Social media discourse on meat consumption

Peer reviewed / Manuscript (Original) received: 21 July 2023; Revision accepted 18 January 2024

Renegotiation and staging of human-animal relationships

Introduction

The Kassel Environmental and Cultural Festival, which has been held annually since the early 1990s, was organized without the sale of meat products for the first time in 2017. This decision by the organizers of the half-day regional festival attracted a great deal of national and, in some cases, international attention and led to a discussion about meat consumption with an emphasis on very different aspects such as the environment and climate, health, politics and ethics [1].
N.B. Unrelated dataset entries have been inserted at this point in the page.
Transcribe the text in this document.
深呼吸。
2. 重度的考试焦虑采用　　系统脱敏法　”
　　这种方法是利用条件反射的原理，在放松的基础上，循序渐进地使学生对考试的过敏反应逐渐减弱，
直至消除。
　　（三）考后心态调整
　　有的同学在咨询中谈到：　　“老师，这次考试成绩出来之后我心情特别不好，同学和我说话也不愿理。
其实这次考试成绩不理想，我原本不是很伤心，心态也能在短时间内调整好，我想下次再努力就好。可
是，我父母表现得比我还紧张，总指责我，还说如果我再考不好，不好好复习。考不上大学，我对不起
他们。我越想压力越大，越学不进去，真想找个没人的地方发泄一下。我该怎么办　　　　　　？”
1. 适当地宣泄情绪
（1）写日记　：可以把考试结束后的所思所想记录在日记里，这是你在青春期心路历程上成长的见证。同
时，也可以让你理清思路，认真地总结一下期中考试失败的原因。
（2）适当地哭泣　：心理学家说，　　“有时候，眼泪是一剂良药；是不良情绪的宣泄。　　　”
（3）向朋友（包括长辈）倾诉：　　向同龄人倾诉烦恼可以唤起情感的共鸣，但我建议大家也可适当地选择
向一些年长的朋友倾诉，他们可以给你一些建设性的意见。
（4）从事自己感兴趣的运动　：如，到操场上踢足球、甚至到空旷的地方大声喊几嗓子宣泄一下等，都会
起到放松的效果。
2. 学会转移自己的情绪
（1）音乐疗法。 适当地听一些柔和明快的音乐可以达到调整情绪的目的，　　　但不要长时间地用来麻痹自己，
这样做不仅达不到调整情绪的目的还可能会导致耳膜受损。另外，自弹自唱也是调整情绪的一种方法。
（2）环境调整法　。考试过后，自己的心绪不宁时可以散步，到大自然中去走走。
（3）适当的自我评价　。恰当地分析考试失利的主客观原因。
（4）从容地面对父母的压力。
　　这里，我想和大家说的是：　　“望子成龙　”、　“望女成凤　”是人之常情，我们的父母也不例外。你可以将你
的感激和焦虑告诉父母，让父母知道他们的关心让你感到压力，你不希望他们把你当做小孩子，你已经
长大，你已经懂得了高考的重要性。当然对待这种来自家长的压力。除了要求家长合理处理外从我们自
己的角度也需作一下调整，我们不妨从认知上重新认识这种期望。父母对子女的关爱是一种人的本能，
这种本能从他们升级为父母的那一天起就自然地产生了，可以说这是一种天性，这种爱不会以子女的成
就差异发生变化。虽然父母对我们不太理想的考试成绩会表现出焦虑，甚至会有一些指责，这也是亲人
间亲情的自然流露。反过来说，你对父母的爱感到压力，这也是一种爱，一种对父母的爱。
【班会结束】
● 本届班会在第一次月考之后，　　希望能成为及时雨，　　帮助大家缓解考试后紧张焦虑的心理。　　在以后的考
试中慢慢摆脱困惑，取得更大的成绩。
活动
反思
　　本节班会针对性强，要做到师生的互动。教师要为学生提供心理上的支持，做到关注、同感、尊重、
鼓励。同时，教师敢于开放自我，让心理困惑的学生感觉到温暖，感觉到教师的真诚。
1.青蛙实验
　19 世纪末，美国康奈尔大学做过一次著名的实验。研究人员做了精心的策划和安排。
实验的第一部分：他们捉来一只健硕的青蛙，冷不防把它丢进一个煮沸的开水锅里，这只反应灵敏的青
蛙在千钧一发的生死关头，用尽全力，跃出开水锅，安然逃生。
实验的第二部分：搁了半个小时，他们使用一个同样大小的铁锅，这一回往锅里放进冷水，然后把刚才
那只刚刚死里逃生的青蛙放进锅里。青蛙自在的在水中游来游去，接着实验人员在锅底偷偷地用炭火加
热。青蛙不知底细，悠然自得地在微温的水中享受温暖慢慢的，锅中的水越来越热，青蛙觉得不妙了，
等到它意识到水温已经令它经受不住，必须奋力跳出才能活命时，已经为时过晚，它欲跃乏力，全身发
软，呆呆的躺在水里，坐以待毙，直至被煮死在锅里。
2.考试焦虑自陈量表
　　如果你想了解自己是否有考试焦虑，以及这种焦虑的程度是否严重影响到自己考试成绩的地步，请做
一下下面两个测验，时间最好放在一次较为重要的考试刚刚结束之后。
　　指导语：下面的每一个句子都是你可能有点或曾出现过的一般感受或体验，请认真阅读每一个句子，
The festival is an exemplary occasion that has led to discussions about the modalities of meat consumption, i.e. the way in which meat is produced and consumed. The sometimes highly emotional discussions about eating meat point to the current need to renegotiate the (social) treatment of animals.
Many of today's discussions are carried out via social media. The meat-free Kassel environmental and cultural festival was also discussed in Facebook comments. The Facebook discussion about this festival was examined as an example in order to find out how meat consumption and the treatment of animals were staged on social media and to deduce which modalities of meat consumption are socially acceptable. ...

Abstract

The social renegotiation of the modalities of meat consumption and a social discomfort in the current treatment of ('farm') animals is evident in numerous discussions, which are also carried out in social media. As an example, a Facebook discussion – triggered by the renunciation of meat dishes at an annual Hessian environmental and cultural festival – was examined through discourse and content analysis in order to gain insight into the social acceptability of different meat consumption options through the self-presentation of the commentators. Factory farming, 'cheap meat' and large quantities of meat were viewed negatively and were not consumed in the commentators' self-presentation. Depending on the moral classification of animal use, more expensive meat from 'good' farming in small quantities or no meat as well as the respective type of consumption were rated positively. There was a questioning of the normality of so-called carnism, but the commentators did not automatically question meat consumption. It is not the fundamental requirement that is under discussion, but the necessary extent of the change.